Haha. Sometimes it dawns on me that once we take one step beyond HTML, CSS, and JS, we start getting into the nitty gritty of browsers and their long history of paradigms and “they just work that way”'s – image chunk fetching is absolutely one of them. My strongest recommendation would be to align yourself with those “ways” so that the browser just thinks it’s requesting a normal image (which, to your credit, I think you probably have right on the front end) that way you can leverage all the automatic chunking and what-not.

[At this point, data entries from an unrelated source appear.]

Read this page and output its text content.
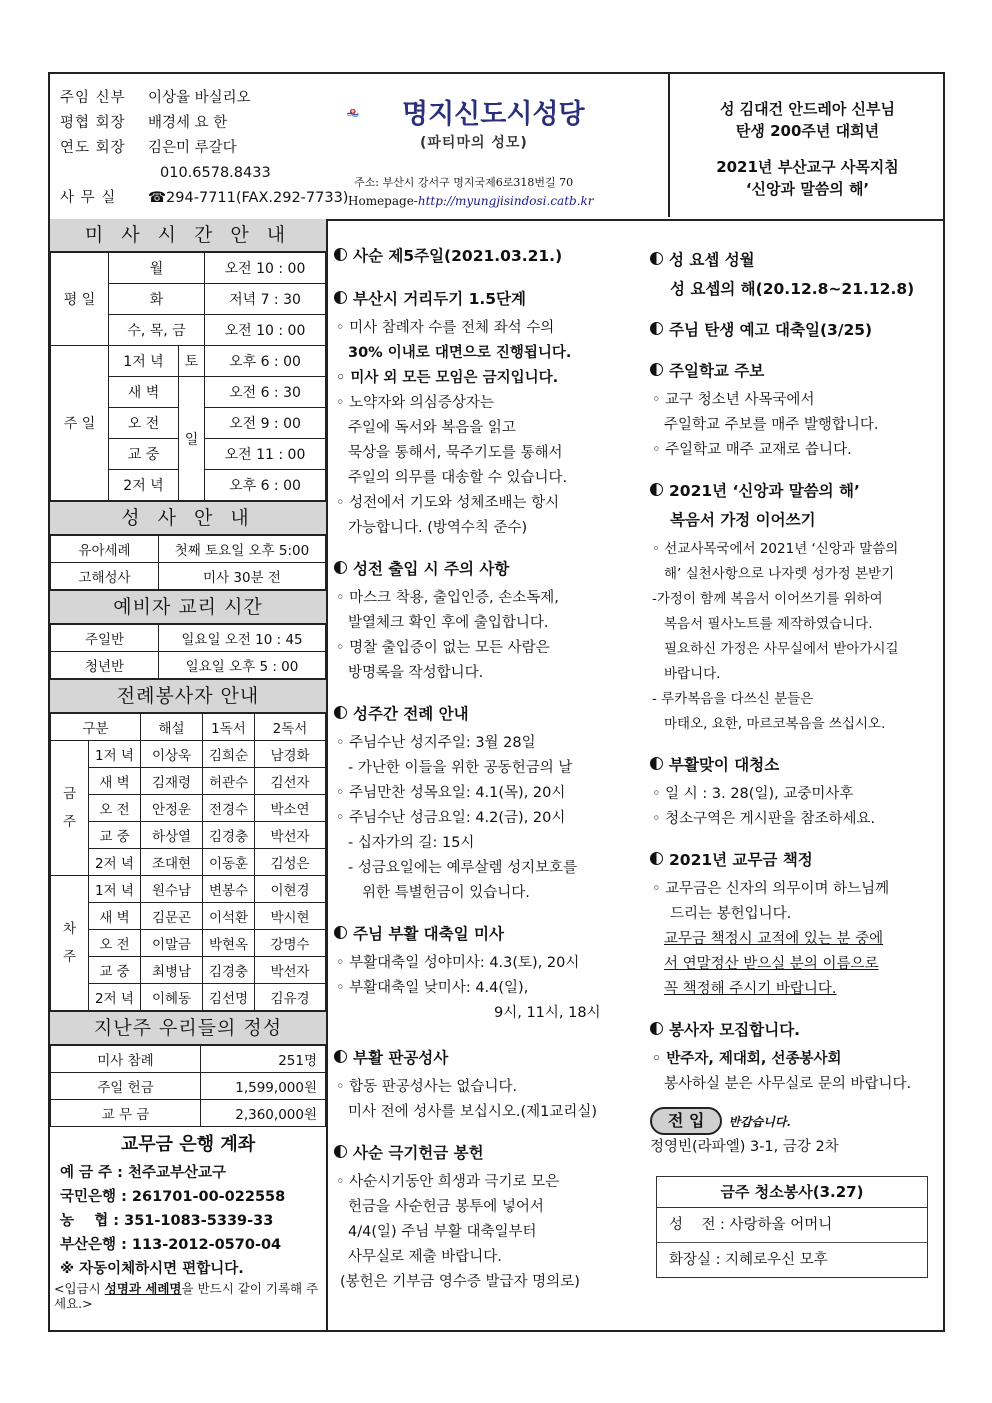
주임 신부 이상율 바실리오
평협 회장 배경세 요 한
연도 회장 김은미 루갈다
010.6578.8433
사 무 실 ☎294-7711(FAX.292-7733)
명지신도시성당
(파티마의 성모)
주소: 부산시 강서구 명지국제6로318번길 70
Homepage-http://myungjisindosi.catb.kr
성 김대건 안드레아 신부님
탄생 200주년 대희년
2021년 부산교구 사목지침
‘신앙과 말씀의 해’
미 사 시 간 안 내
평 일	월		오전 10 : 00
	화		저녁 7 : 30
	수, 목, 금		오전 10 : 00
주 일	1저 녁	토	오후 6 : 00
	새 벽	일	오전 6 : 30
	오 전		오전 9 : 00
	교 중		오전 11 : 00
	2저 녁		오후 6 : 00
성 사 안 내
유아세례	첫째 토요일 오후 5:00
고해성사	미사 30분 전
예비자 교리 시간
주일반	일요일 오전 10 : 45
청년반	일요일 오후 5 : 00
전례봉사자 안내
구분		해설	1독서	2독서
금

주	1저 녁	이상욱	김희순	남경화
	새 벽	김재령	허관수	김선자
	오 전	안정운	전경수	박소연
	교 중	하상열	김경충	박선자
	2저 녁	조대현	이동훈	김성은
차

주	1저 녁	원수남	변봉수	이현경
	새 벽	김문곤	이석환	박시현
	오 전	이말금	박현옥	강명수
	교 중	최병남	김경충	박선자
	2저 녁	이혜동	김선명	김유경
지난주 우리들의 정성
미사 참례	251명
주일 헌금	1,599,000원
교 무 금	2,360,000원
교무금 은행 계좌
예 금 주 : 천주교부산교구
국민은행 : 261701-00-022558
농    협 : 351-1083-5339-33
부산은행 : 113-2012-0570-04
※ 자동이체하시면 편합니다.
<입금시 성명과 세례명을 반드시 같이 기록해 주세요.>
사순 제5주일(2021.03.21.)
부산시 거리두기 1.5단계
◦ 미사 참례자 수를 전체 좌석 수의
30% 이내로 대면으로 진행됩니다.
◦ 미사 외 모든 모임은 금지입니다.
◦ 노약자와 의심증상자는
주일에 독서와 복음을 읽고
묵상을 통해서, 묵주기도를 통해서
주일의 의무를 대송할 수 있습니다.
◦ 성전에서 기도와 성체조배는 항시
가능합니다. (방역수칙 준수)
성전 출입 시 주의 사항
◦ 마스크 착용, 출입인증, 손소독제,
발열체크 확인 후에 출입합니다.
◦ 명찰 출입증이 없는 모든 사람은
방명록을 작성합니다.
성주간 전례 안내
◦ 주님수난 성지주일: 3월 28일
- 가난한 이들을 위한 공동헌금의 날
◦ 주님만찬 성목요일: 4.1(목), 20시
◦ 주님수난 성금요일: 4.2(금), 20시
- 십자가의 길: 15시
- 성금요일에는 예루살렘 성지보호를
위한 특별헌금이 있습니다.
주님 부활 대축일 미사
◦ 부활대축일 성야미사: 4.3(토), 20시
◦ 부활대축일 낮미사: 4.4(일),
9시, 11시, 18시
부활 판공성사
◦ 합동 판공성사는 없습니다.
미사 전에 성사를 보십시오.(제1교리실)
사순 극기헌금 봉헌
◦ 사순시기동안 희생과 극기로 모은
헌금을 사순헌금 봉투에 넣어서
4/4(일) 주님 부활 대축일부터
사무실로 제출 바랍니다.
(봉헌은 기부금 영수증 발급자 명의로)
성 요셉 성월
성 요셉의 해(20.12.8~21.12.8)
주님 탄생 예고 대축일(3/25)
주일학교 주보
◦ 교구 청소년 사목국에서
주일학교 주보를 매주 발행합니다.
◦ 주일학교 매주 교재로 씁니다.
2021년 ‘신앙과 말씀의 해’
복음서 가정 이어쓰기
◦ 선교사목국에서 2021년 ‘신앙과 말씀의
해’ 실천사항으로 나자렛 성가정 본받기
-가정이 함께 복음서 이어쓰기를 위하여
복음서 필사노트를 제작하였습니다.
필요하신 가정은 사무실에서 받아가시길
바랍니다.
- 루카복음을 다쓰신 분들은
마태오, 요한, 마르코복음을 쓰십시오.
부활맞이 대청소
◦ 일 시 : 3. 28(일), 교중미사후
◦ 청소구역은 게시판을 참조하세요.
2021년 교무금 책정
◦ 교무금은 신자의 의무이며 하느님께
드리는 봉헌입니다.
교무금 책정시 교적에 있는 분 중에
서 연말정산 받으실 분의 이름으로
꼭 책정해 주시기 바랍니다.
봉사자 모집합니다.
◦ 반주자, 제대회, 선종봉사회
봉사하실 분은 사무실로 문의 바랍니다.
전 입 반갑습니다.
정영빈(라파엘) 3-1, 금강 2차
금주 청소봉사(3.27)
성    전 : 사랑하올 어머니
화장실 : 지혜로우신 모후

Please let me know how all of this goes. I’m really curious for your learninz on it :nerd_face:


Jon

Yeah… I think I literally just came to the same realisation as you did about the response type being binary. I started to mess around with base64 encoding it, and then jumped through a load of hoops to asynchronously get the text and populate the images in a separate react component. Once I figured out what was actually going on, I finally figured out that I could base64 it on the lambda end and give it the Content-type header, and then use the exact same front-end code I had in the first place (using a normal image and nothing more).

I feel kind of silly having not realised that I had to return a string, seeing as how I’ve jumped through that hoop so many times before. I’m aware its something on Netlify’s list of things to look at on the platform side, but I have a solution that works now, so that’s the main thing!

Thanks for your help. I really appreciate it.